Weakened screening and surveillance?
But concerns about the private sector’s involvement go beyond profiteering. For one, would pre-vaccination screening for contraindications – pre-existing medical conditions that could potentially adversely react to certain drugs or vaccines – and post-vaccination surveillance for adverse events become laxer?
Chatterjee said he expected private hospitals to be more rigorous about pre-screening because “their reputations would be at stake”. “The private sector doesn’t like noise,” he said.
Not everyone agrees. India’s existing mechanisms for counselling, screening and surveillance left a lot to be desired and it was unlikely the private sector was going to fare any better, said Srinivasan. “We can expect worse,” she said.
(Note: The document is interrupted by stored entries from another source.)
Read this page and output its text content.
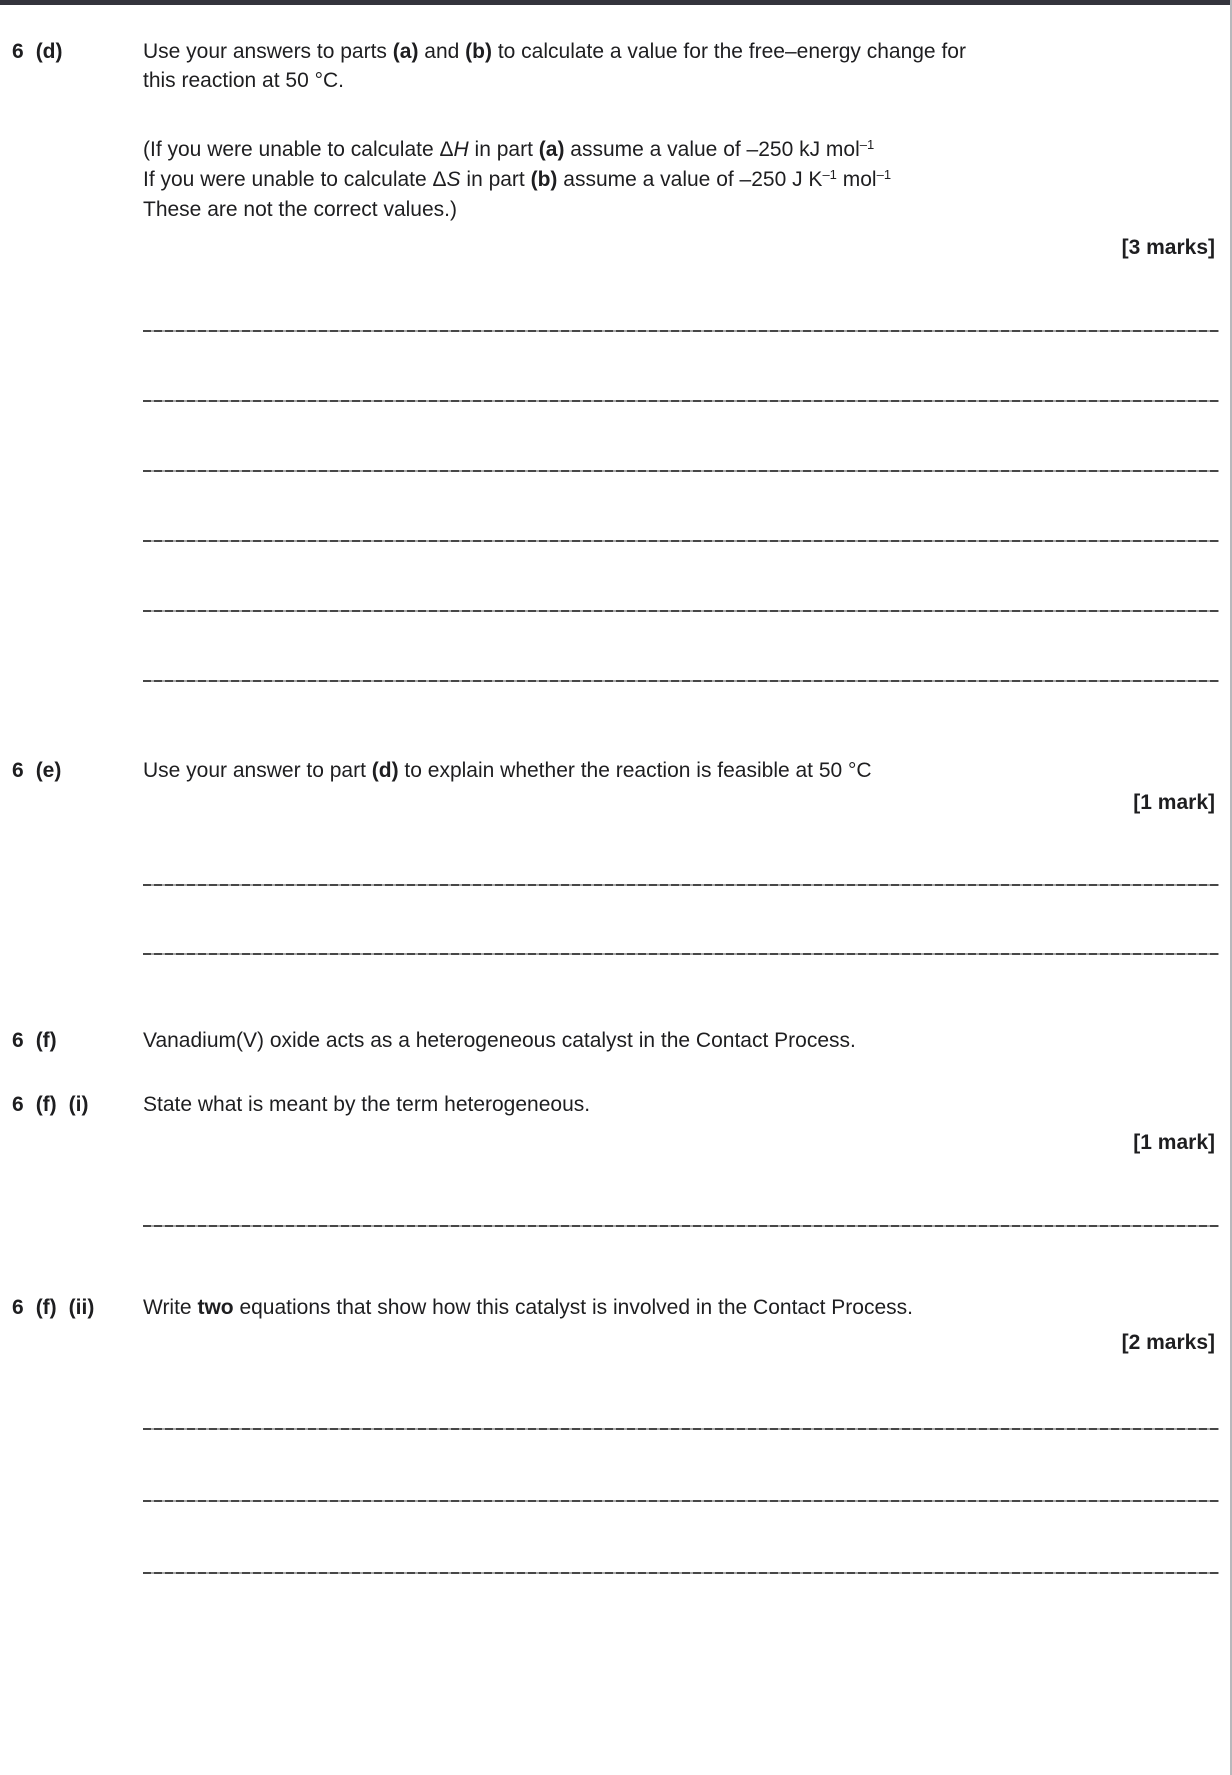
6 (d)	Use your answers to parts (a) and (b) to calculate a value for the free–energy change for
this reaction at 50 °C.
(If you were unable to calculate ΔH in part (a) assume a value of –250 kJ mol$^{-1}$
If you were unable to calculate ΔS in part (b) assume a value of –250 J $K^{-1}$ mol$^{-1}$
These are not the correct values.)
[3 marks]
6 (e)	Use your answer to part (d) to explain whether the reaction is feasible at 50 °C
[1 mark]
6 (f)	Vanadium(V) oxide acts as a heterogeneous catalyst in the Contact Process.
6 (f) (i)	State what is meant by the term heterogeneous.
[1 mark]
6 (f) (ii) Write two equations that show how this catalyst is involved in the Contact Process.
[2 marks]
Aisola tended to share Srinivasan’s cynicism. “It is clear we don’t have the systems in place yet, and we are opening out to the private sector,” she said.
In fact, even Chatterjee agreed that post-vaccination surveillance was going to suffer. “The private sector will say it’s not their job and they don’t have the resources for it,” he said.
What in case of adverse events?
Aisola asked if the private hospitals were going to offer free treatment in case of adverse events. “Currently, in the case of adverse events following immunisation there is a clause that allows for free treatment in government facilities,” Aisola pointed out. “Now that more people are potentially going to get vaccinated by the private sector, will they offer free treatment? The rules of engagement need to be clear.”
All in all, the involvement of the private sector, Srinivasan said, may not be a bad thing per se given the “enormous burden this vaccine campaign will put on the existing [government] services”.
“But it should be regulated, and definitely not be for profit,” she said.